School Does Not Prepare You for Life
It is argued that school is designed to teach individuals how to teach themselves, but many scholars who study the state of academia would argue this is not the case. It is a common belief that the western private schools and universities are industrialized markets more focused on their profit margins, and pleasing parents, than preparing their students for the real world. The public school system is even worse off in that their infrastructure and supplies are largely dependent on the average income tax of their local communities, which in most urban areas barely makes the grade.
Not often considered to be a home for organizations, the schooling industry in the United Kingdom has become a major source of profitable income. A national curriculum is mandatory in all state schools in England, Wales and Northern Ireland and for virtually every student up to the age of 16. It is organized by the Qualifications and Curriculum Authority (QCA) and its partner authorities, the Qualifications, Curriculum and Assessment Authority for Wales and the Northern Ireland Council for Curriculum, Examinations and Assessment (CCEA) (HayGroup, 2006).
The main aim of the national curriculum is to raise standards, making sure all children have a broad and balanced education up to the age of 16. In the past, many students dropped important subjects like modern language or science at 13 or 14 (Boone, 2006). If these mergers become successful, no different from major corporations, they mean expanded profit margins for whoever holds the asset. These schools are already considered financial assets, through the increase in property value around them, whether the property is owned by the government or privately owned (Boone, 2006).
This is not a major issue for public schools, but when you consider privately owned schools, or Universities, the profitability of these corporations pedaling degrees must be realized. More often than not, these Universities are considered to be doing a common good, and therefore held in the charitable status tax bracket, where they are to very minimally taxed. This leads to more profit gains, and less reason to complicate the curriculum even if it fails to serve its purpose.
In her essay, From Social Class and the Hidden Curriculum of Work Jean Anyon identifies the hypocrisies in the education system. One of her major points is that in the higher income classrooms the majority of the students’ parents are executives, and only 10% are minorities. A common finding in her research is that the working class schools lack the necessary materials, or faculty, to be considered equal with the other school systems. Anyon also argues that the curriculums are different. students in different social-class backgrounds are rewarded for classroom behaviors that correspond to personality traits allegedly rewarded in the different occupational strata – the working classes for docility and obedience, the managerial classes for initiative and personal assertiveness. (Anyon, 1980) The defining line of the difference between what Anyon considers to be the executive curriculum and the working class is that the use of efficient learning methods verses inefficient forms.

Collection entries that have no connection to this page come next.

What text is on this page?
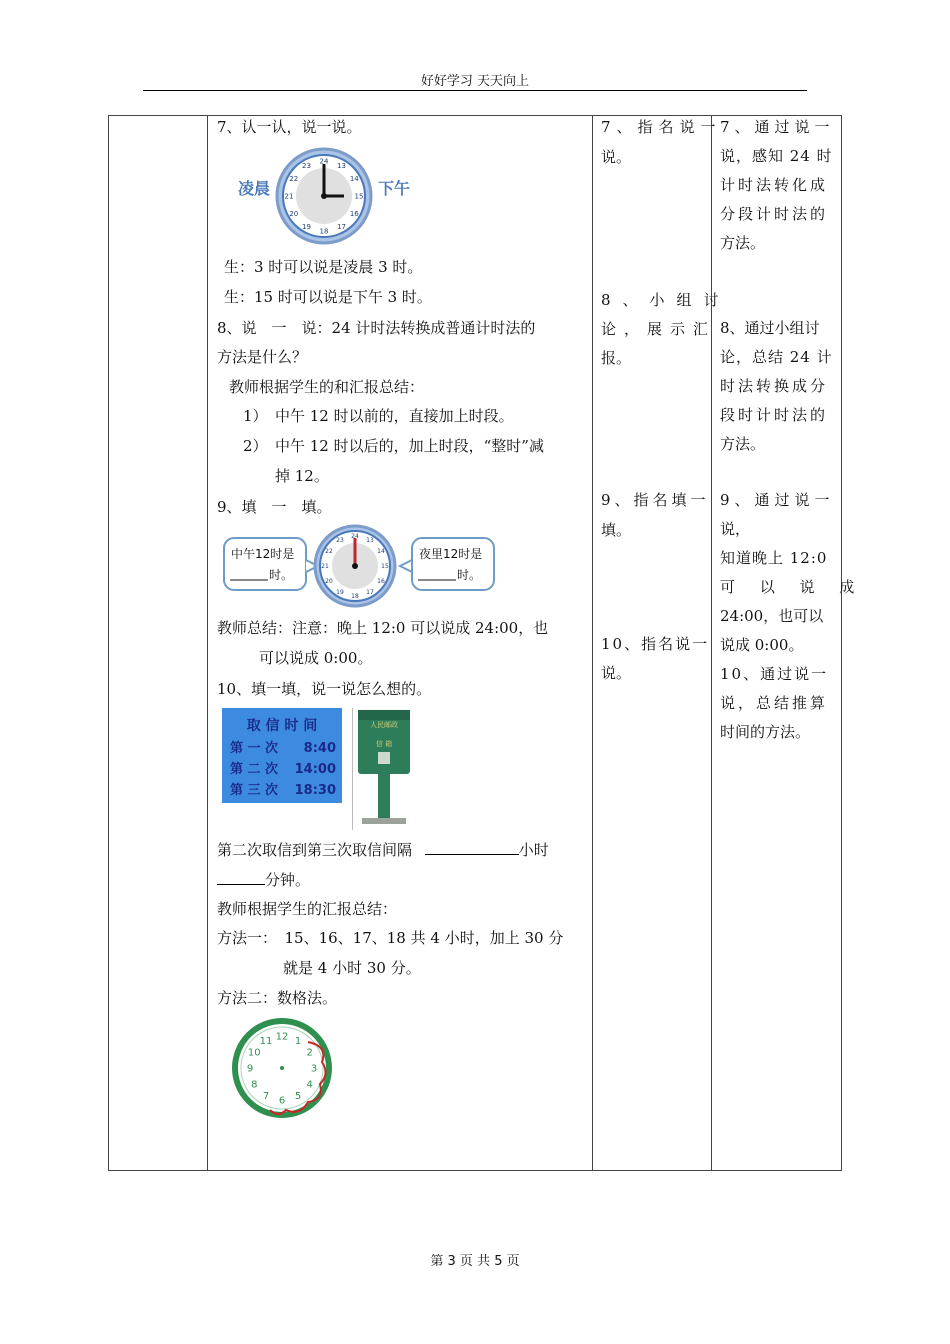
好好学习 天天向上
7、认一认，说一说。
凌晨	下午
24
13
14
15
16
17
18
19
20
21
22
23
生：3 时可以说是凌晨 3 时。
生：15 时可以说是下午 3 时。
8、说　一　说：24 计时法转换成普通计时法的
方法是什么？
教师根据学生的和汇报总结：
1） 中午 12 时以前的，直接加上时段。
2） 中午 12 时以后的，加上时段，“整时”减
掉 12。
9、填　一　填。
中午12时是
时。
24
13
14
15
16
17
18
19
20
21
22
23
夜里12时是
时。
教师总结：注意：晚上 12:0 可以说成 24:00，也
可以说成 0:00。
10、填一填，说一说怎么想的。
取 信 时 间
第 一 次 8:40
第 二 次 14:00
第 三 次 18:30
人民邮政
信 箱
第二次取信到第三次取信间隔	小时
分钟。
教师根据学生的汇报总结：
方法一：　15、16、17、18 共 4 小时，加上 30 分
就是 4 小时 30 分。
方法二：数格法。
12 1
2
3
4
5
6
7
8
9
10
11
7、指名说一
说。
8、小组讨
论，展示汇
报。
9、指名填一
填。
10、指名说一
说。
7、通过说一
说，感知 24 时
计时法转化成
分段计时法的
方法。
8、通过小组讨
论，总结 24 计
时法转换成分
段时计时法的
方法。
9、通过说一
说，
知道晚上 12:0
可 以 说 成
24:00，也可以
说成 0:00。
10、通过说一
说，总结推算
时间的方法。
第 3 页 共 5 页
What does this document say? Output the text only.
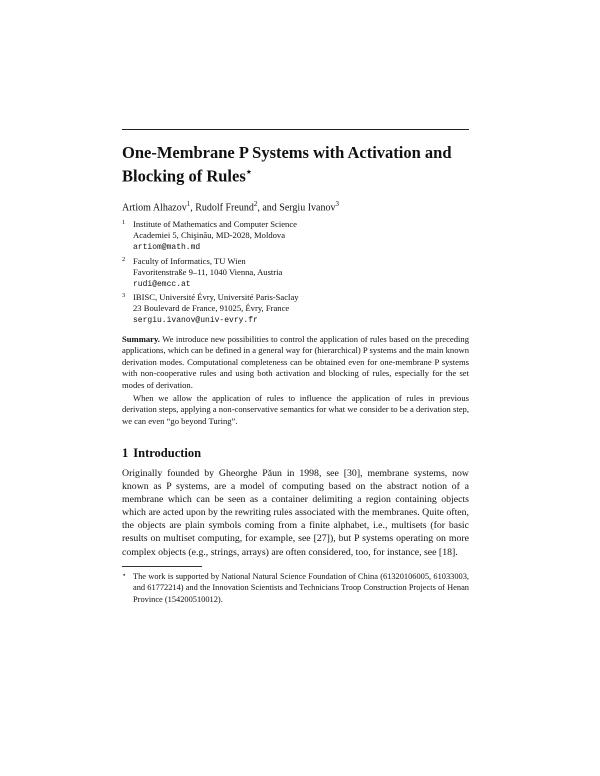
One-Membrane P Systems with Activation and Blocking of Rules⋆
Artiom Alhazov$^1$, Rudolf Freund$^2$, and Sergiu Ivanov$^3$
1 Institute of Mathematics and Computer Science
Academiei 5, Chişinău, MD-2028, Moldova
artiom@math.md
2 Faculty of Informatics, TU Wien
Favoritenstraße 9–11, 1040 Vienna, Austria
rudi@emcc.at
3 IBISC, Université Évry, Université Paris-Saclay
23 Boulevard de France, 91025, Évry, France
sergiu.ivanov@univ-evry.fr

Summary. We introduce new possibilities to control the application of rules based on the preceding applications, which can be defined in a general way for (hierarchical) P systems and the main known derivation modes. Computational completeness can be obtained even for one-membrane P systems with non-cooperative rules and using both activation and blocking of rules, especially for the set modes of derivation.

When we allow the application of rules to influence the application of rules in previous derivation steps, applying a non-conservative semantics for what we consider to be a derivation step, we can even “go beyond Turing”.

1 Introduction

Originally founded by Gheorghe Păun in 1998, see [30], membrane systems, now known as P systems, are a model of computing based on the abstract notion of a membrane which can be seen as a container delimiting a region containing objects which are acted upon by the rewriting rules associated with the membranes. Quite often, the objects are plain symbols coming from a finite alphabet, i.e., multisets (for basic results on multiset computing, for example, see [27]), but P systems operating on more complex objects (e.g., strings, arrays) are often considered, too, for instance, see [18].

⋆ The work is supported by National Natural Science Foundation of China (61320106005, 61033003, and 61772214) and the Innovation Scientists and Technicians Troop Construction Projects of Henan Province (154200510012).
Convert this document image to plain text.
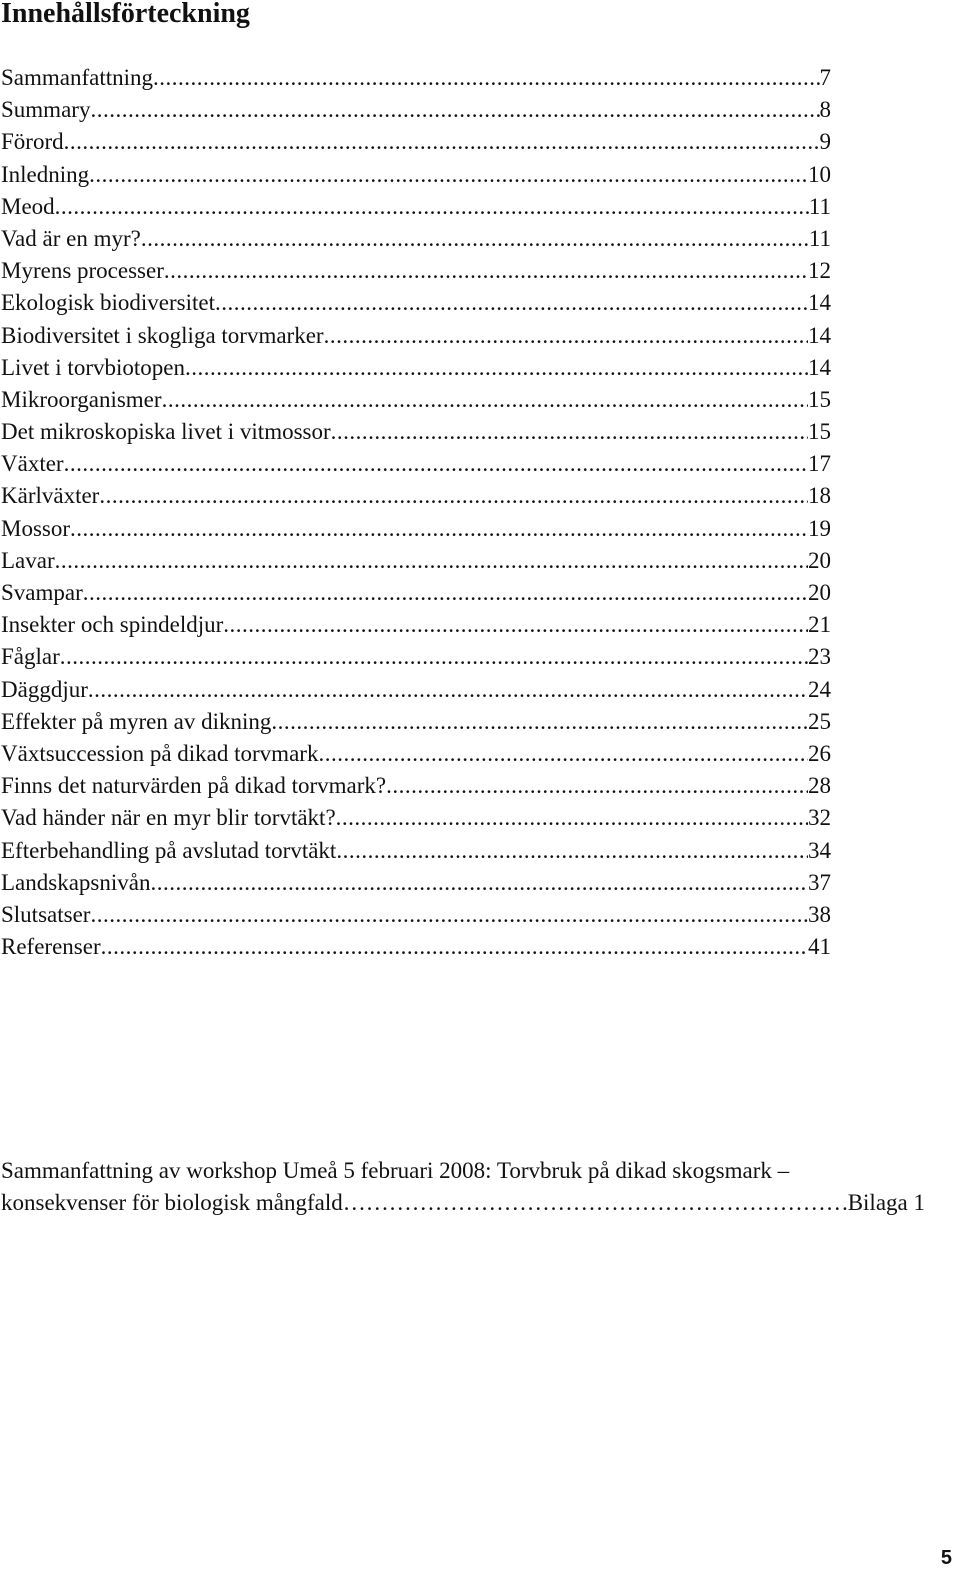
Innehållsförteckning
Sammanfattning .....	7
Summary .....	8
Förord .....	9
Inledning .....	10
Meod .....	11
Vad är en myr? .....	11
Myrens processer .....	12
Ekologisk biodiversitet .....	14
Biodiversitet i skogliga torvmarker .....	14
Livet i torvbiotopen .....	14
Mikroorganismer .....	15
Det mikroskopiska livet i vitmossor .....	15
Växter .....	17
Kärlväxter .....	18
Mossor .....	19
Lavar .....	20
Svampar .....	20
Insekter och spindeldjur .....	21
Fåglar .....	23
Däggdjur .....	24
Effekter på myren av dikning .....	25
Växtsuccession på dikad torvmark .....	26
Finns det naturvärden på dikad torvmark? .....	28
Vad händer när en myr blir torvtäkt? .....	32
Efterbehandling på avslutad torvtäkt .....	34
Landskapsnivån .....	37
Slutsatser .....	38
Referenser .....	41
Sammanfattning av workshop Umeå 5 februari 2008: Torvbruk på dikad skogsmark –
konsekvenser för biologisk mångfald …………………………………………………………………………………………………………………………………………	Bilaga 1
5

Historically, the most efficient form of learning used in the west, more so than textbooks, is the field trip; this is also known as project based learning (B. I. E. , 2002). It is also a very expensive learning tool, which is why most lower class curriculums are deprived of it. Project based learning has a long lived tradition of learning through the use of field trips, labs, investigations and other projects. It is considered to be a substantial method of teaching.
The belief that drives this form of instructions revolves around the idea that students will be more liable to gain interest in curriculum that they can connect to their surroundings. Just studying the work in a text can grow to be mundane. When she analyzes elementary and secondary classroom curriculums, she finds a methodology very different from what is inherent in Project based education. Anyon discovers that the majority of contemporary textbook instruction is designed for the working class.
PBL programs are usually not supported in public schools because they are too expensive. This difference is usually applicable to public schools and whether one is located near high income housing or low income housing. In sum, the school system in the U. K. suffers from capitalist interests, so much so that it fails to prepare its students for the real world. A lack of project based learning in lower income schools deprives the majority of the U. K. population of having real life instruction.
Likewise, the upper class institutions that Anyon refers to, while they prepare students for executive positions, they handicap the students from ever being able to handle manual labor in the real world (Anyon, 1980). The end result is a generation of students that are socioeconomically segregated and that lack the necessary resourcefulness to survive on their own. School systems today produce students who are reliant on major corporations to employ them for skills they were predisposed to having.